Abstract:
As a noninvasive treatment modality, high-intensity focused ultrasound (HIFU)-induced antitumor immune responses play a vital role in surgery prognosis. However, limited response intensity largely hinders postoperative immunotherapy. Herein, a hypoxia-specific metal-organic framework (MOF) nanosystem, coordinated by Fe3+, hypoxic-activated prodrug AQ4N, and IDO-1 signaling pathway inhibitor NLG919, is developed for the potentiating immunotherapy of HIFU surgery. The loaded AQ4N enhances the photoacoustic imaging effects to achieve accurate intraoperative navigation. Within the HIFU-established severe hypoxic environment, AQ4N is activated sequentially, following which it cooperates with Fe3+ to effectively provoke immunogenic cell death. In addition, potent NLG919 suppresses IDO-1 activity and degrades the immunosuppressive tumor microenvironment aggravated by postoperative hypoxia.
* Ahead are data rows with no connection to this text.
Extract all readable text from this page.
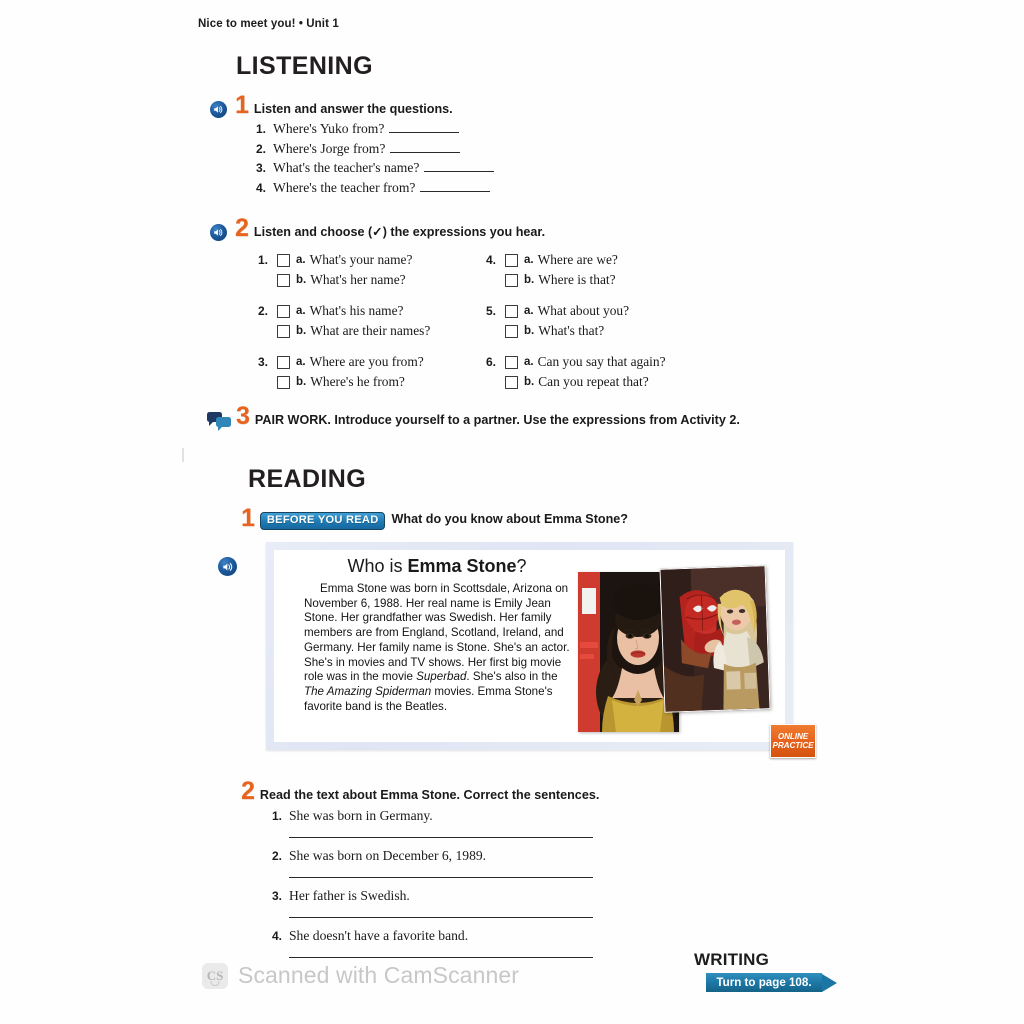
Nice to meet you! • Unit 1
LISTENING
1 Listen and answer the questions.
1. Where's Yuko from?
2. Where's Jorge from?
3. What's the teacher's name?
4. Where's the teacher from?
2 Listen and choose (✓) the expressions you hear.
1.	a. What's your name?
b. What's her name?
2.	a. What's his name?
b. What are their names?
3.	a. Where are you from?
b. Where's he from?
4.	a. Where are we?
b. Where is that?
5.	a. What about you?
b. What's that?
6.	a. Can you say that again?
b. Can you repeat that?
3 PAIR WORK. Introduce yourself to a partner. Use the expressions from Activity 2.
READING
1	BEFORE YOU READ	What do you know about Emma Stone?
Who is Emma Stone?
Emma Stone was born in Scottsdale, Arizona on November 6, 1988. Her real name is Emily Jean Stone. Her grandfather was Swedish. Her family members are from England, Scotland, Ireland, and Germany. Her family name is Stone. She's an actor. She's in movies and TV shows. Her first big movie role was in the movie Superbad. She's also in the The Amazing Spiderman movies. Emma Stone's favorite band is the Beatles.
ONLINE
PRACTICE
2 Read the text about Emma Stone. Correct the sentences.
1. She was born in Germany.
2. She was born on December 6, 1989.
3. Her father is Swedish.
4. She doesn't have a favorite band.
WRITING
Turn to page 108.
CS Scanned with CamScanner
In vivo studies demonstrate that the MOF-mediated immunotherapy greatly inhibits the growth of primary/distant tumors and eliminates lung metastasis. This work establishes a robust delivery platform to improve immunotherapy and the overall prognosis of HIFU surgery with high specificity and potency.
摘要:
作为一种无创治疗方式,高强度聚焦超声(HIFU)诱导的抗肿瘤免疫反应对手术预后起着至关重要的作用。然而,有限的反应强度在很大程度上阻碍了术后免疫治疗。在这里,缺氧特异性金属有机框架(MOF)纳米系统,由Fe3+协调,低氧激活前药AQ4N,和IDO-1信号通路抑制剂NLG919被开发用于增强HIFU手术的免疫治疗。加载的AQ4N增强了光声成像效果,实现了精确的术中导航。在HIFU建立的严重缺氧环境中,AQ4N被顺序激活,随后它与Fe3+合作以有效地引起免疫原性细胞死亡。此外,有效的NLG919抑制IDO-1活性并降解因术后缺氧而加重的免疫抑制肿瘤微环境。体内研究表明,MOF介导的免疫疗法极大地抑制了原发性/远处肿瘤的生长并消除了肺转移。这项工作建立了一个强大的递送平台,以改善免疫治疗和HIFU手术的整体预后,具有高特异性和效力。